Indiana’s presidential primary is poised to play a critical role in whether Donald Trump can secure a majority of delegates before the Republican convention. But the Hoosier State is also hosting competitive primary races for the Senate and two open congressional seats on May 3.
As GOP Reps. Marlin Stutzman and Todd Young battle in the Senate primary to replace Republican Dan Coats, there are competitive primaries to replace them in the House.
In Stutzman’s 3rd District, an April 10-11 poll of likely Republican primary voters by Wilson Perkins Allen Research for state Sen. Jim Banks’ campaign and released exclusively to Roll Call and The Rothenberg & Gonzales Political Report, showed Banks leading the GOP race with 28 percent followed by wealthy agribusinessman Kip Tom with 18 percent, state Sen. Liz Brown at 14 percent, and former Wisconsin state Sen. Pam Galloway, who moved to the district in 2012 to be closer to family, with 6 percent.
The survey also showed that all three top contenders have positive images, even though they are in the home stretch of a competitive primary. Banks was at 53 percent favorable/9 percent unfavorable, Brown 45 percent favorable/15 percent unfavorable, and Tom 43 percent favorable/12 percent unfavorable in the WPA poll.
That dynamic could change considering Tom recently switched out his positive television ads for a negative ad that characterizes all three of his opponents as career politicians, then switched again to an ad that only attacked Banks.
Up to now, House Freedom Fund PAC, the political arm of the House Freedom Caucus, has helped Banks stay even with and sometimes outspend Tom on television. Tom is scheduled to increase his television buy considerably in the final two weeks, but the Club for Growth, which has endorsed Banks, is poised to begin its ad campaign on Tuesday.
The 30-second ad, entitled “Liberal Insider,” goes after what looks like the primary threat to Banks winning the nomination. The ad is scheduled to air on broadcast and cable in Fort Wayne, which covers the majority of the 3rd District.
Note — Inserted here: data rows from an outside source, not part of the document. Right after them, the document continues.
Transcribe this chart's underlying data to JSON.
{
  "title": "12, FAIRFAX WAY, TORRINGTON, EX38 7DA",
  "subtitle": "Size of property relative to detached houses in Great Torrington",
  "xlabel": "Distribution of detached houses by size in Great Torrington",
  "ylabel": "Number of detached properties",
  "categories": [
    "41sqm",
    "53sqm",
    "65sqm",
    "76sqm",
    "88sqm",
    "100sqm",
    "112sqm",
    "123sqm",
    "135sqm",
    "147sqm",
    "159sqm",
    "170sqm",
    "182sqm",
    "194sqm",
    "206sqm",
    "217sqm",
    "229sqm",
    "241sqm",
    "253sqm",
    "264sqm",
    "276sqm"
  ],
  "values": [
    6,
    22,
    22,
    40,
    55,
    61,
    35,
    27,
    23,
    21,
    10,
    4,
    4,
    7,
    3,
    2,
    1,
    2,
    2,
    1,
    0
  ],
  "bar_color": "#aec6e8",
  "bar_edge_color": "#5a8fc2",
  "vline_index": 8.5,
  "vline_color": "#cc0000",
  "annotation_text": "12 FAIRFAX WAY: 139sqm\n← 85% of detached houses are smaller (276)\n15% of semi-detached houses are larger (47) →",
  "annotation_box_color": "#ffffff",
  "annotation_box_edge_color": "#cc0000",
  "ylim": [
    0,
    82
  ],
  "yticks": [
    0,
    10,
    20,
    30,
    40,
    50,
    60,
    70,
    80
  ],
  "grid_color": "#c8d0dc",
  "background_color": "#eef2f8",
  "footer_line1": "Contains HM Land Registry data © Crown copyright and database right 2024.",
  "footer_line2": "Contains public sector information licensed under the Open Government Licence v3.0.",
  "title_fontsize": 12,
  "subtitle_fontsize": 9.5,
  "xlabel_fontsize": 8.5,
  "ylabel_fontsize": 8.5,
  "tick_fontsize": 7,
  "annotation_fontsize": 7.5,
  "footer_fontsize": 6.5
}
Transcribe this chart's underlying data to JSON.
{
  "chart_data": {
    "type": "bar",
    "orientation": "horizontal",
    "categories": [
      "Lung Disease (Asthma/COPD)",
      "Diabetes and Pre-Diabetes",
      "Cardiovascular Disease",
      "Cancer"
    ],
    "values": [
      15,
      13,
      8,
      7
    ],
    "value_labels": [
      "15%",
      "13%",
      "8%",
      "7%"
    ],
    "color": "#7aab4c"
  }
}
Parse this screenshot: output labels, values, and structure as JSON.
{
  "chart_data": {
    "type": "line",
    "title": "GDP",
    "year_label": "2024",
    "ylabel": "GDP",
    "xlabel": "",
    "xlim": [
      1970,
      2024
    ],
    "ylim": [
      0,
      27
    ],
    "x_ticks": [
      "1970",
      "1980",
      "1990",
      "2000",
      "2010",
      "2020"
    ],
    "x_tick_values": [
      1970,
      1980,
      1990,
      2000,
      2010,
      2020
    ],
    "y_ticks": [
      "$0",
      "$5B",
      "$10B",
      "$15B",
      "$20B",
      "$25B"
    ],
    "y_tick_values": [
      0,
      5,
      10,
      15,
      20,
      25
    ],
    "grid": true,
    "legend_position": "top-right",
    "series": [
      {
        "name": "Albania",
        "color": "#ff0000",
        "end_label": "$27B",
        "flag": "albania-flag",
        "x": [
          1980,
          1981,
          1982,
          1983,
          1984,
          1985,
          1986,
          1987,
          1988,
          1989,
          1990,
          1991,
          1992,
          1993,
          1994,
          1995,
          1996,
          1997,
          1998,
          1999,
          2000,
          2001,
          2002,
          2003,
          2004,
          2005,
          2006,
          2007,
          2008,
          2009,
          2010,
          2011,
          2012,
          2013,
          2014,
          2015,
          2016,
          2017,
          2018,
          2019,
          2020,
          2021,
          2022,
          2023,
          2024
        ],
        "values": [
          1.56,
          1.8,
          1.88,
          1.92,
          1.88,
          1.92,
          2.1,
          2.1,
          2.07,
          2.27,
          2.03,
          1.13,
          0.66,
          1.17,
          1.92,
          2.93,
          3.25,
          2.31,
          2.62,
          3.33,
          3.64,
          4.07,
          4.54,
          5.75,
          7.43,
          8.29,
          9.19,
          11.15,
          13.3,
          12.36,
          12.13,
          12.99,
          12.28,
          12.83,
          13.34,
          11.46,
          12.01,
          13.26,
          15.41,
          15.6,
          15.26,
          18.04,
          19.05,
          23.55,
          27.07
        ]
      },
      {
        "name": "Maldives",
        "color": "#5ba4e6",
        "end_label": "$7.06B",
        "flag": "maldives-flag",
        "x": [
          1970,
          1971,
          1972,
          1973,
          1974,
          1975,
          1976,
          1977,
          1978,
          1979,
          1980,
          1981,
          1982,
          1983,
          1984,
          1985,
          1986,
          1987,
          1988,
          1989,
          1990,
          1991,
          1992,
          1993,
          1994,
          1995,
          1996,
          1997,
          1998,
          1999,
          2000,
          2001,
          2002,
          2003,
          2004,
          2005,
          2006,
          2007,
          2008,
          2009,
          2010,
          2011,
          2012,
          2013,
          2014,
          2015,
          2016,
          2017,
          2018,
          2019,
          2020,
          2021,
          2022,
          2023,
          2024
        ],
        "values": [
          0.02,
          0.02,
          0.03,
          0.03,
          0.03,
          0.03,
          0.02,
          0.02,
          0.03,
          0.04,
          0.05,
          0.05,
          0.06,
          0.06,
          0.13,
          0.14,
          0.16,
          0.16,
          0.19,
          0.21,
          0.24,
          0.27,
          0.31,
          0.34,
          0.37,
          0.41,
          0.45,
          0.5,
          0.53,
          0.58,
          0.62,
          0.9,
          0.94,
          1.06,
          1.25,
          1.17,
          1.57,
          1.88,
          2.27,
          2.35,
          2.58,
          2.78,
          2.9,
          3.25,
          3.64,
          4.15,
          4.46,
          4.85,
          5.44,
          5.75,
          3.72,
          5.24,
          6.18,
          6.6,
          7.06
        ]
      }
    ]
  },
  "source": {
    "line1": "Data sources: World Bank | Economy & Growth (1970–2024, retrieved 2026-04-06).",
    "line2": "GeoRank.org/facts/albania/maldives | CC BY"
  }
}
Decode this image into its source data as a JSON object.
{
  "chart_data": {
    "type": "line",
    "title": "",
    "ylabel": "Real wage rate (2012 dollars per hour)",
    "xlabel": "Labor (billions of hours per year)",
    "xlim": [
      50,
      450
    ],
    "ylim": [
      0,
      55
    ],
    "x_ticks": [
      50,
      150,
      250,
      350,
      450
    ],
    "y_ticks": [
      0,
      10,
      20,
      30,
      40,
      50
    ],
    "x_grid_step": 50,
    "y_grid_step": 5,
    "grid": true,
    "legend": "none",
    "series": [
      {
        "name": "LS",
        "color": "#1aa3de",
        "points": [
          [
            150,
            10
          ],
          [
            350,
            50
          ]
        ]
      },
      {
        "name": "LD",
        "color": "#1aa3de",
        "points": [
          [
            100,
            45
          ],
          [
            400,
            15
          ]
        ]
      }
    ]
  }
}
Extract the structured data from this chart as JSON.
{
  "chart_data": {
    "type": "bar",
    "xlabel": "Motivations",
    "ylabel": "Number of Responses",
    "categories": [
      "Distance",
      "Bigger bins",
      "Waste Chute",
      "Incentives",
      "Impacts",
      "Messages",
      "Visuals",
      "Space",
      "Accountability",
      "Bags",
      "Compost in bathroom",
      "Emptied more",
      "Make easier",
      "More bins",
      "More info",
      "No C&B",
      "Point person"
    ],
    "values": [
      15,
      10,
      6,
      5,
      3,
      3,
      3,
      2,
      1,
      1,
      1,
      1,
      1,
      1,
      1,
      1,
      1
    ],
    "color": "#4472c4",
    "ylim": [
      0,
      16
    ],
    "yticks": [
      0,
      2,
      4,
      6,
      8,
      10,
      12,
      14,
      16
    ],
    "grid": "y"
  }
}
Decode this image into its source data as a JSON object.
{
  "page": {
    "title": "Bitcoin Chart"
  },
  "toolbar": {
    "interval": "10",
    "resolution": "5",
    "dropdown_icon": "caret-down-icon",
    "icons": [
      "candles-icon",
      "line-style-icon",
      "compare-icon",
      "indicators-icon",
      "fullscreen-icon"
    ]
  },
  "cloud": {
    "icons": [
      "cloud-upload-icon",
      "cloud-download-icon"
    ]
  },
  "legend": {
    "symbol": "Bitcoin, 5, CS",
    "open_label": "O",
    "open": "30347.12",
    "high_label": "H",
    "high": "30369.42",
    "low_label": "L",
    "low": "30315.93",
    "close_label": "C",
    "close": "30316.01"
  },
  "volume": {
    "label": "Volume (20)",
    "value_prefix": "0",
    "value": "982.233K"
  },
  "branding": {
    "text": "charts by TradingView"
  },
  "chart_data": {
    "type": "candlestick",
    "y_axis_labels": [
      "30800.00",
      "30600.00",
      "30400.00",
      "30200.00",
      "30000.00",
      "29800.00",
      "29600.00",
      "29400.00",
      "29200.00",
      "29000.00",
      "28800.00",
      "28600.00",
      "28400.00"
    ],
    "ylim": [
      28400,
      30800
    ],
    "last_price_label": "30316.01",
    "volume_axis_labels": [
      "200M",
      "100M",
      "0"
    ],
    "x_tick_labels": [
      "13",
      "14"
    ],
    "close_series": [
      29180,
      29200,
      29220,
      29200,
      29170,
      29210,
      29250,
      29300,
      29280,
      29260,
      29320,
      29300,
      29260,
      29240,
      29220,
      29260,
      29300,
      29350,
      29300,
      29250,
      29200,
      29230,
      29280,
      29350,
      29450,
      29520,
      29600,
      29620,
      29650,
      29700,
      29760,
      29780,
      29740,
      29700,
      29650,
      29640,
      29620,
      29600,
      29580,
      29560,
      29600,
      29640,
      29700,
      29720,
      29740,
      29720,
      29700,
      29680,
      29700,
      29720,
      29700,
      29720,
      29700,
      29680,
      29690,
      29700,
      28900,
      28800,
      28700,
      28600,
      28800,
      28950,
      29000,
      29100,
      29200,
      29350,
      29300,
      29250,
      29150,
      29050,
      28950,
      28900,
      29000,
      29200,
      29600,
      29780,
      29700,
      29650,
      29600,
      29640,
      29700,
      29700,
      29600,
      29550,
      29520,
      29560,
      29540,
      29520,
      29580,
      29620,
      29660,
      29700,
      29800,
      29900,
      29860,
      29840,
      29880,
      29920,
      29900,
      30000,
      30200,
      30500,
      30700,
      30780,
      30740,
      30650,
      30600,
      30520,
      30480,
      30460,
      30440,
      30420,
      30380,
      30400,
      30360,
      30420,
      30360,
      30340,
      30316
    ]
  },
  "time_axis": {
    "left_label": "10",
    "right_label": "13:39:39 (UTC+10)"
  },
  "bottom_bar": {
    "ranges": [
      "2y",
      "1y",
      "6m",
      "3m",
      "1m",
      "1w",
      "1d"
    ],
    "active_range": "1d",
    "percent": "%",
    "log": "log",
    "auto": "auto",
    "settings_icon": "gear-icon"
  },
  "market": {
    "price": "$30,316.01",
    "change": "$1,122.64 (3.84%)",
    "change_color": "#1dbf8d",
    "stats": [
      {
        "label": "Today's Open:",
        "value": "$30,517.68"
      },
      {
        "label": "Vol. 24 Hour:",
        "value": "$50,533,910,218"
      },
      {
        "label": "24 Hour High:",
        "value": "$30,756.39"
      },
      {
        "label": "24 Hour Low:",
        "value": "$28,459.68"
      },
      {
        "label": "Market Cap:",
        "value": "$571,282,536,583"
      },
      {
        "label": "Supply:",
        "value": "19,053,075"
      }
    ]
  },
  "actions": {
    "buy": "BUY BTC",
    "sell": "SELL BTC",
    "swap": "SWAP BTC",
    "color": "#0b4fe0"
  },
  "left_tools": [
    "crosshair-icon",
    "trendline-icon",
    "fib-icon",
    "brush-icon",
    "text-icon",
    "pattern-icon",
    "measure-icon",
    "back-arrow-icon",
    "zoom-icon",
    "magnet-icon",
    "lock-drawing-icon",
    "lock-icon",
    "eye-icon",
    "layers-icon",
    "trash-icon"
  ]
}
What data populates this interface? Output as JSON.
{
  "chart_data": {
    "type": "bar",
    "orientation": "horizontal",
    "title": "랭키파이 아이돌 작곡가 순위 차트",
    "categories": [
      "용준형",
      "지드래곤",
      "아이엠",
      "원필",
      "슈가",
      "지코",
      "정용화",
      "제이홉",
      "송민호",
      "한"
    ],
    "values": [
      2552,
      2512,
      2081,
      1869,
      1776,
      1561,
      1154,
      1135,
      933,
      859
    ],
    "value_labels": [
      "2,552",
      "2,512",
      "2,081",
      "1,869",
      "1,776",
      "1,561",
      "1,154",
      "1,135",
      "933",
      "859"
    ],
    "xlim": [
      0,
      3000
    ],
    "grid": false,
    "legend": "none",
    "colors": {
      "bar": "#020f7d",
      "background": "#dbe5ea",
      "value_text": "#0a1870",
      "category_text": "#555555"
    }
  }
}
“Kip Tom is claiming to be a conservative outsider, when he’s really a liberal insider,” said Club for Growth Action president and former Indiana Rep. David McIntosh in a release. “Tom is on the board of a corporate group that has repeatedly donated to Nancy Pelosi and Harry Reid. He’s also on the board of a quasi-governmental corporation that has been criticized for its lack of transparency, while giving out corporate welfare.”
In a district anchored by Fort Wayne, Brown started the race as the initial front-runner because she had the highest name recognition and a constituent base in Allen County. She was briefly on television but went dark recently.
Banks has been a steady presence on TV with two bio ads, which were reinforced by the positive Freedom Fund spot, and his campaign should benefit from the Club ad against Tom. Outside groups can coordinate with each other but not with the candidate or campaign committees. Tom started his television campaign well over a month ago and his name identification has grown from virtually zero to being a credible contender.
You can read an initial, baseline analysis of the race in the August 21 issue of The Rothenberg & Gonzales Political Report.
The race is an attractive target for outside groups because it is a single race — a primary for a safe Republican seat without a runoff — in a district with relatively inexpensive and efficient media markets. At least 80 percent of the voters receive Fort Wayne television while 15-20 percent are in the South Bend media market.
Tom’s allies are confident his profile as a political outsider will trump the rest of the field. But the equation is complicated by Banks’ support from outside groups that usually assist anti-establishment candidates. Banks’ allies also believe his military and national security profile is resonating more than Tom’s message as a farmer and outsider.
With two weeks before the primary, Banks looks like the front-runner, but Tom is a serious contender and there is a sizable chunk of undecided voters that could still impact the race.
Winning the GOP primary is tantamount to the general election in a district Mitt Romney carried with 63 percent in 2012.
Correction April 19, 9:30 a.m. | The original version of the story misstated when Galloway moved to Indiana.